The sterilized, clear acrylic, Omnivac surgical template is placed in the patient’s mouth. The flanges are trimmed so that they will nestle comfortably beneath the reflected flaps of tissue; in this position, the flanges keep the flaps reflected. The template is stabilized with the host bone that appears directly beneath the U-shaped window. The starter bur (No. 2 round) is set in the center of each proposed implant site and rotated only into the cortex. Copious coolant is used, even though most starter burs are not equipped for internal irrigation. For each planned implant, a similar starter hole is made and then deepened just through the cortex (Fig. 9-5, A).

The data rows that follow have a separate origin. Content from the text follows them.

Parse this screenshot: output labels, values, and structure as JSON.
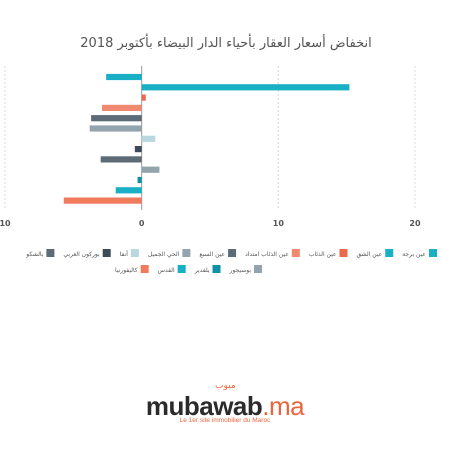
{
  "chart_data": {
    "type": "bar",
    "orientation": "horizontal",
    "title": "انخفاض أسعار العقار بأحياء الدار البيضاء بأكتوبر 2018",
    "xlabel": "",
    "ylabel": "",
    "xlim": [
      -10,
      20
    ],
    "x_ticks": [
      "10",
      "0",
      "10",
      "20"
    ],
    "grid": "vertical dashed",
    "legend_position": "bottom",
    "series": [
      {
        "name": "عين برجة",
        "value": -2.6,
        "color": "#19b0c5"
      },
      {
        "name": "عين الشق",
        "value": 15.2,
        "color": "#19b0c5"
      },
      {
        "name": "عين الذئاب",
        "value": 0.3,
        "color": "#ea6a4b"
      },
      {
        "name": "عين الذئاب امتداد",
        "value": -2.9,
        "color": "#ef8a70"
      },
      {
        "name": "عين السبع",
        "value": -3.7,
        "color": "#5d6b77"
      },
      {
        "name": "الحي الجميل",
        "value": -3.8,
        "color": "#93a4ae"
      },
      {
        "name": "أنفا",
        "value": 1.0,
        "color": "#bad7e0"
      },
      {
        "name": "بوركون الغربي",
        "value": -0.5,
        "color": "#3b4a55"
      },
      {
        "name": "بالشكو",
        "value": -3.0,
        "color": "#5d6b77"
      },
      {
        "name": "بوسيجور",
        "value": 1.3,
        "color": "#93a4ae"
      },
      {
        "name": "بلفدير",
        "value": -0.3,
        "color": "#0f8fa8"
      },
      {
        "name": "القدس",
        "value": -1.9,
        "color": "#19b0c5"
      },
      {
        "name": "كاليفورنيا",
        "value": -5.7,
        "color": "#ef7a5c"
      }
    ]
  },
  "brand": {
    "arabic": "مبوب",
    "name": "mubawab",
    "tld": ".ma",
    "tagline": "Le 1er site immobilier du Maroc"
  }
}
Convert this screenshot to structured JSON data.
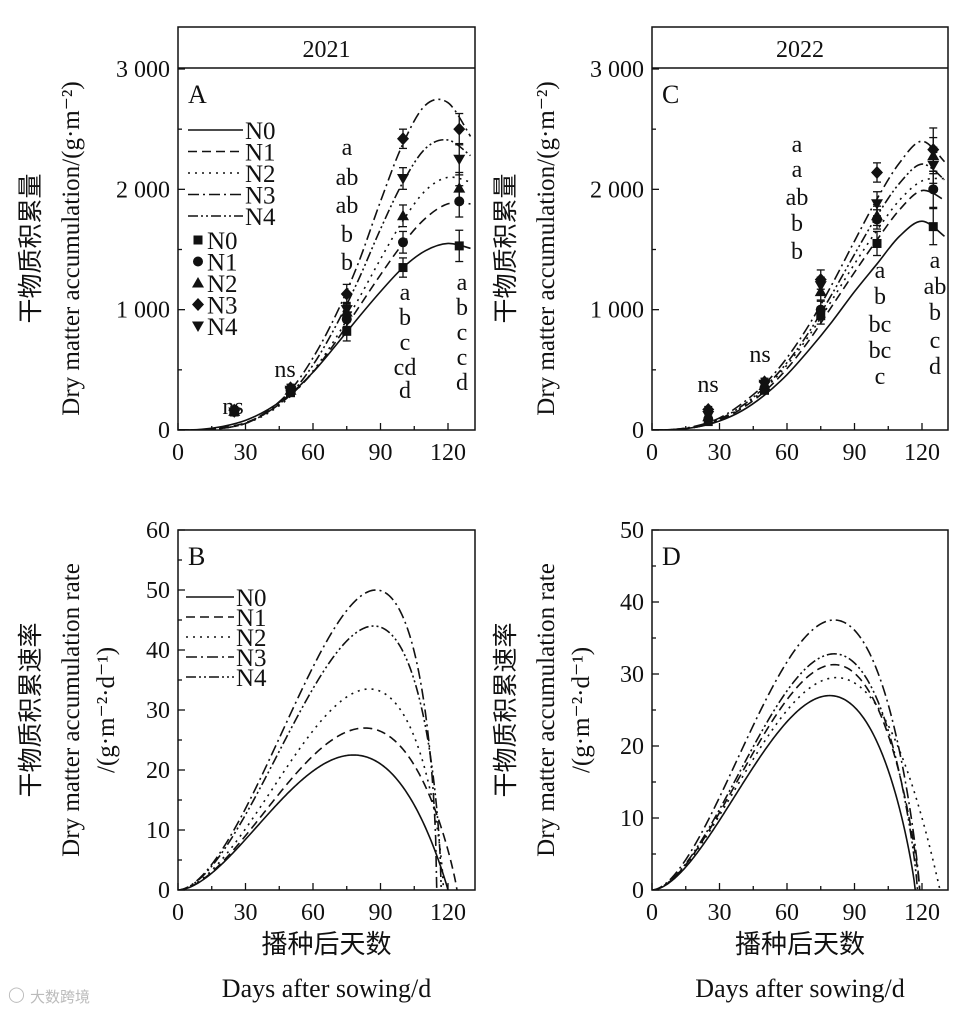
{
  "watermark": "大数跨境",
  "colors": {
    "ink": "#111111",
    "background": "#ffffff"
  },
  "chart_data": [
    {
      "panel": "A",
      "type": "line",
      "year_header": "2021",
      "ylabel_cn": "干物质积累量",
      "ylabel_en": "Dry matter accumulation/(g·m⁻²)",
      "xlabel_cn": "",
      "xlabel_en": "",
      "xlim": [
        0,
        132
      ],
      "ylim": [
        0,
        3000
      ],
      "xticks": [
        "0",
        "30",
        "60",
        "90",
        "120"
      ],
      "xtick_values": [
        0,
        30,
        60,
        90,
        120
      ],
      "yticks": [
        "0",
        "1 000",
        "2 000",
        "3 000"
      ],
      "ytick_values": [
        0,
        1000,
        2000,
        3000
      ],
      "legend_lines": [
        "N0",
        "N1",
        "N2",
        "N3",
        "N4"
      ],
      "legend_markers": [
        "N0",
        "N1",
        "N2",
        "N3",
        "N4"
      ],
      "curve_x": [
        0,
        10,
        20,
        30,
        40,
        50,
        60,
        70,
        80,
        90,
        100,
        110,
        120,
        130
      ],
      "curves": [
        {
          "name": "N0",
          "values": [
            0,
            5,
            30,
            80,
            170,
            300,
            480,
            700,
            930,
            1150,
            1350,
            1490,
            1550,
            1510
          ]
        },
        {
          "name": "N1",
          "values": [
            0,
            3,
            20,
            60,
            150,
            290,
            480,
            730,
            1010,
            1290,
            1550,
            1760,
            1880,
            1880
          ]
        },
        {
          "name": "N2",
          "values": [
            0,
            2,
            15,
            55,
            140,
            280,
            490,
            760,
            1080,
            1420,
            1740,
            1990,
            2100,
            2060
          ]
        },
        {
          "name": "N3",
          "values": [
            0,
            2,
            15,
            55,
            160,
            330,
            600,
            950,
            1380,
            1900,
            2380,
            2700,
            2720,
            2440
          ]
        },
        {
          "name": "N4",
          "values": [
            0,
            2,
            15,
            55,
            150,
            300,
            540,
            860,
            1240,
            1670,
            2060,
            2340,
            2410,
            2280
          ]
        }
      ],
      "points_x": [
        25,
        50,
        75,
        100,
        125
      ],
      "points": [
        {
          "name": "N0",
          "values": [
            150,
            310,
            820,
            1350,
            1530
          ],
          "err": [
            30,
            30,
            80,
            80,
            130
          ]
        },
        {
          "name": "N1",
          "values": [
            150,
            330,
            920,
            1560,
            1900
          ],
          "err": [
            30,
            30,
            60,
            90,
            130
          ]
        },
        {
          "name": "N2",
          "values": [
            155,
            330,
            980,
            1780,
            2010
          ],
          "err": [
            30,
            30,
            60,
            90,
            130
          ]
        },
        {
          "name": "N3",
          "values": [
            165,
            350,
            1130,
            2420,
            2500
          ],
          "err": [
            30,
            30,
            80,
            80,
            130
          ]
        },
        {
          "name": "N4",
          "values": [
            150,
            330,
            1000,
            2090,
            2250
          ],
          "err": [
            30,
            30,
            60,
            90,
            130
          ]
        }
      ],
      "annotations": [
        {
          "day": 25,
          "letters": [
            "ns"
          ]
        },
        {
          "day": 50,
          "letters": [
            "ns"
          ]
        },
        {
          "day": 75,
          "letters": [
            "a",
            "ab",
            "ab",
            "b",
            "b"
          ]
        },
        {
          "day": 100,
          "letters": [
            "a",
            "b",
            "c",
            "cd",
            "d"
          ]
        },
        {
          "day": 125,
          "letters": [
            "a",
            "b",
            "c",
            "c",
            "d"
          ]
        }
      ]
    },
    {
      "panel": "B",
      "type": "line",
      "ylabel_cn": "干物质积累速率",
      "ylabel_en": "Dry matter accumulation rate",
      "ylabel_unit": "/(g·m⁻²·d⁻¹)",
      "xlabel_cn": "播种后天数",
      "xlabel_en": "Days after sowing/d",
      "xlim": [
        0,
        132
      ],
      "ylim": [
        0,
        60
      ],
      "xticks": [
        "0",
        "30",
        "60",
        "90",
        "120"
      ],
      "xtick_values": [
        0,
        30,
        60,
        90,
        120
      ],
      "yticks": [
        "0",
        "10",
        "20",
        "30",
        "40",
        "50",
        "60"
      ],
      "ytick_values": [
        0,
        10,
        20,
        30,
        40,
        50,
        60
      ],
      "legend_lines": [
        "N0",
        "N1",
        "N2",
        "N3",
        "N4"
      ],
      "rate_curves": [
        {
          "name": "N0",
          "peak": 22.5,
          "peak_day": 78,
          "zero_day": 120
        },
        {
          "name": "N1",
          "peak": 27,
          "peak_day": 83,
          "zero_day": 124
        },
        {
          "name": "N2",
          "peak": 33.5,
          "peak_day": 85,
          "zero_day": 118
        },
        {
          "name": "N3",
          "peak": 50,
          "peak_day": 88,
          "zero_day": 115
        },
        {
          "name": "N4",
          "peak": 44,
          "peak_day": 87,
          "zero_day": 117
        }
      ]
    },
    {
      "panel": "C",
      "type": "line",
      "year_header": "2022",
      "ylabel_cn": "干物质积累量",
      "ylabel_en": "Dry matter accumulation/(g·m⁻²)",
      "xlabel_cn": "",
      "xlabel_en": "",
      "xlim": [
        0,
        132
      ],
      "ylim": [
        0,
        3000
      ],
      "xticks": [
        "0",
        "30",
        "60",
        "90",
        "120"
      ],
      "xtick_values": [
        0,
        30,
        60,
        90,
        120
      ],
      "yticks": [
        "0",
        "1 000",
        "2 000",
        "3 000"
      ],
      "ytick_values": [
        0,
        1000,
        2000,
        3000
      ],
      "curve_x": [
        0,
        10,
        20,
        30,
        40,
        50,
        60,
        70,
        80,
        90,
        100,
        110,
        120,
        130
      ],
      "curves": [
        {
          "name": "N0",
          "values": [
            0,
            5,
            25,
            75,
            160,
            290,
            460,
            670,
            900,
            1150,
            1380,
            1610,
            1735,
            1610
          ]
        },
        {
          "name": "N1",
          "values": [
            0,
            4,
            25,
            80,
            180,
            320,
            510,
            750,
            1030,
            1310,
            1580,
            1830,
            1990,
            1910
          ]
        },
        {
          "name": "N2",
          "values": [
            0,
            4,
            28,
            85,
            190,
            340,
            540,
            790,
            1080,
            1380,
            1660,
            1910,
            2070,
            2090
          ]
        },
        {
          "name": "N3",
          "values": [
            0,
            5,
            35,
            100,
            220,
            380,
            600,
            880,
            1210,
            1570,
            1920,
            2220,
            2400,
            2230
          ]
        },
        {
          "name": "N4",
          "values": [
            0,
            4,
            30,
            90,
            200,
            355,
            560,
            820,
            1130,
            1460,
            1780,
            2050,
            2210,
            2080
          ]
        }
      ],
      "points_x": [
        25,
        50,
        75,
        100,
        125
      ],
      "points": [
        {
          "name": "N0",
          "values": [
            70,
            330,
            950,
            1550,
            1690
          ],
          "err": [
            25,
            30,
            70,
            100,
            150
          ]
        },
        {
          "name": "N1",
          "values": [
            90,
            350,
            1000,
            1750,
            2000
          ],
          "err": [
            25,
            30,
            70,
            80,
            150
          ]
        },
        {
          "name": "N2",
          "values": [
            110,
            370,
            1150,
            1780,
            2280
          ],
          "err": [
            25,
            30,
            70,
            80,
            150
          ]
        },
        {
          "name": "N3",
          "values": [
            170,
            400,
            1250,
            2140,
            2330
          ],
          "err": [
            25,
            30,
            80,
            80,
            180
          ]
        },
        {
          "name": "N4",
          "values": [
            120,
            380,
            1200,
            1880,
            2200
          ],
          "err": [
            25,
            30,
            70,
            100,
            150
          ]
        }
      ],
      "annotations": [
        {
          "day": 25,
          "letters": [
            "ns"
          ]
        },
        {
          "day": 50,
          "letters": [
            "ns"
          ]
        },
        {
          "day": 75,
          "letters": [
            "a",
            "a",
            "ab",
            "b",
            "b"
          ]
        },
        {
          "day": 100,
          "letters": [
            "a",
            "b",
            "bc",
            "bc",
            "c"
          ]
        },
        {
          "day": 125,
          "letters": [
            "a",
            "ab",
            "b",
            "c",
            "d"
          ]
        }
      ]
    },
    {
      "panel": "D",
      "type": "line",
      "ylabel_cn": "干物质积累速率",
      "ylabel_en": "Dry matter accumulation rate",
      "ylabel_unit": "/(g·m⁻²·d⁻¹)",
      "xlabel_cn": "播种后天数",
      "xlabel_en": "Days after sowing/d",
      "xlim": [
        0,
        132
      ],
      "ylim": [
        0,
        50
      ],
      "xticks": [
        "0",
        "30",
        "60",
        "90",
        "120"
      ],
      "xtick_values": [
        0,
        30,
        60,
        90,
        120
      ],
      "yticks": [
        "0",
        "10",
        "20",
        "30",
        "40",
        "50"
      ],
      "ytick_values": [
        0,
        10,
        20,
        30,
        40,
        50
      ],
      "rate_curves": [
        {
          "name": "N0",
          "peak": 27,
          "peak_day": 79,
          "zero_day": 117
        },
        {
          "name": "N1",
          "peak": 31.3,
          "peak_day": 81,
          "zero_day": 119
        },
        {
          "name": "N2",
          "peak": 29.5,
          "peak_day": 82,
          "zero_day": 128
        },
        {
          "name": "N3",
          "peak": 37.5,
          "peak_day": 81,
          "zero_day": 119
        },
        {
          "name": "N4",
          "peak": 32.8,
          "peak_day": 81,
          "zero_day": 118
        }
      ]
    }
  ]
}
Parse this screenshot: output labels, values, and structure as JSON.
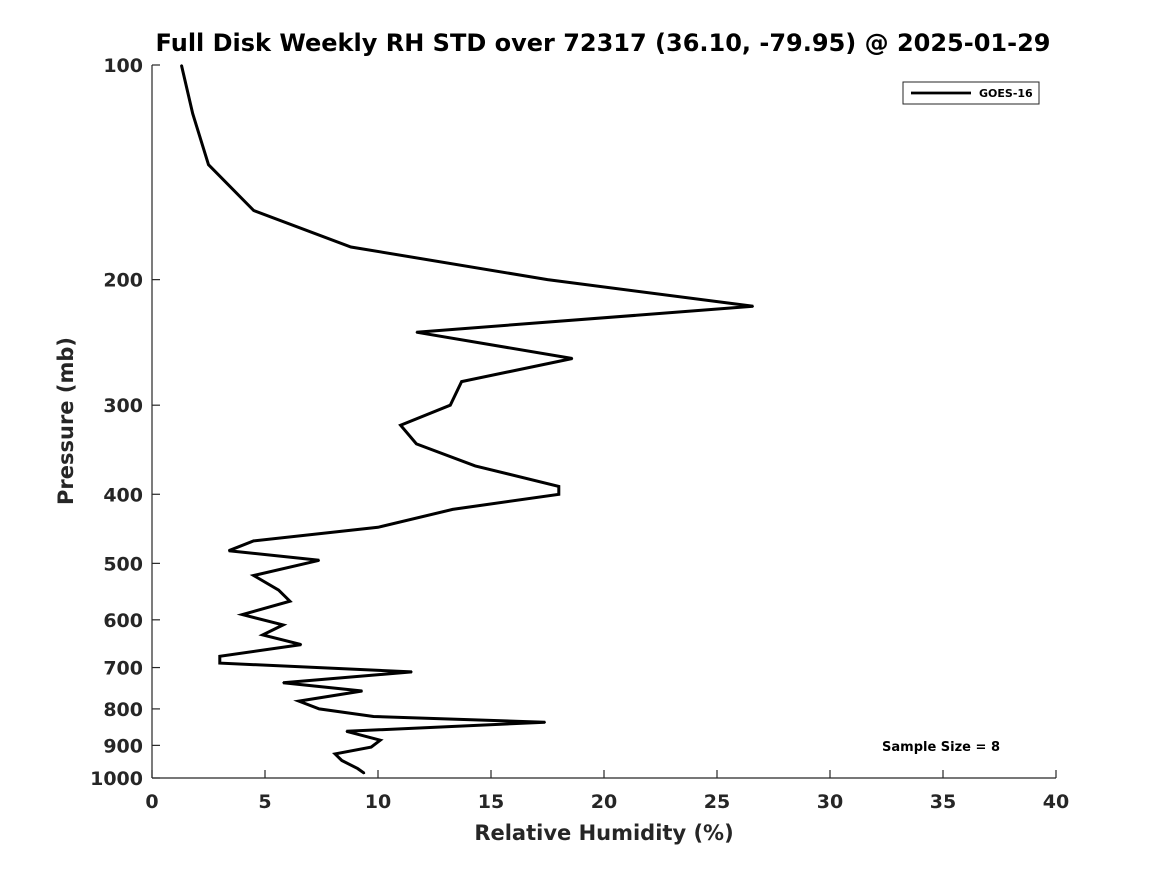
{
  "chart_data": {
    "type": "line",
    "title": "Full Disk Weekly RH STD over 72317 (36.10, -79.95) @ 2025-01-29",
    "xlabel": "Relative Humidity (%)",
    "ylabel": "Pressure (mb)",
    "xlim": [
      0,
      40
    ],
    "ylim": [
      100,
      1000
    ],
    "y_scale": "log",
    "y_reversed": true,
    "x_ticks": [
      0,
      5,
      10,
      15,
      20,
      25,
      30,
      35,
      40
    ],
    "x_tick_labels": [
      "0",
      "5",
      "10",
      "15",
      "20",
      "25",
      "30",
      "35",
      "40"
    ],
    "y_ticks": [
      100,
      200,
      300,
      400,
      500,
      600,
      700,
      800,
      900,
      1000
    ],
    "y_tick_labels": [
      "100",
      "200",
      "300",
      "400",
      "500",
      "600",
      "700",
      "800",
      "900",
      "1000"
    ],
    "grid": false,
    "legend_position": "top-right",
    "annotation": "Sample Size = 8",
    "series": [
      {
        "name": "GOES-16",
        "color": "#000000",
        "points": [
          [
            1.3,
            100
          ],
          [
            1.8,
            117
          ],
          [
            2.5,
            138
          ],
          [
            4.5,
            160
          ],
          [
            8.8,
            180
          ],
          [
            17.5,
            200
          ],
          [
            26.6,
            218
          ],
          [
            11.7,
            237
          ],
          [
            18.6,
            258
          ],
          [
            13.7,
            278
          ],
          [
            13.2,
            300
          ],
          [
            11.0,
            320
          ],
          [
            11.7,
            340
          ],
          [
            14.3,
            365
          ],
          [
            18.0,
            390
          ],
          [
            18.0,
            400
          ],
          [
            13.3,
            420
          ],
          [
            10.0,
            445
          ],
          [
            4.5,
            465
          ],
          [
            3.4,
            480
          ],
          [
            7.4,
            495
          ],
          [
            4.5,
            520
          ],
          [
            5.6,
            545
          ],
          [
            6.1,
            565
          ],
          [
            4.0,
            590
          ],
          [
            5.8,
            610
          ],
          [
            4.9,
            630
          ],
          [
            6.6,
            650
          ],
          [
            3.0,
            675
          ],
          [
            3.0,
            690
          ],
          [
            11.5,
            710
          ],
          [
            5.8,
            735
          ],
          [
            9.3,
            755
          ],
          [
            6.5,
            780
          ],
          [
            7.4,
            800
          ],
          [
            9.8,
            820
          ],
          [
            17.4,
            835
          ],
          [
            8.6,
            860
          ],
          [
            10.1,
            885
          ],
          [
            9.7,
            905
          ],
          [
            8.1,
            925
          ],
          [
            8.4,
            945
          ],
          [
            9.1,
            970
          ],
          [
            9.4,
            985
          ]
        ]
      }
    ]
  }
}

FIGURE 9-5. A, The surgical template is put in position. It both retracts the flaps and guides the placement of the starter osteotomy, just through the cortex. B, The second step is made with the 1.6-mm pilot drill, at the proper angulation and site, for distances of up to 11 mm. C, An intraoperative radiograph is taken to confirm the length and location of the pilot drill. D, Intraoperative radiographs are always used when nerves are near the host sites. A simple technique, which maintains sterility and keeps the patient’s hand out of the field, involves a gas-sterilized Styrofoam film holder, which is held in position by paralleling pins or burs that pierce its soft block (arrow). E, The resulting film shows safe progress during the operation, as well as accuracy of distances, parallelism, and positioning. The first 1.6-mm diameter drill, if satisfactory, facilitates a simple, flawless operation. F, Pins are placed in each osteotomy to preserve continuing parallelism of adjacent bone cuts.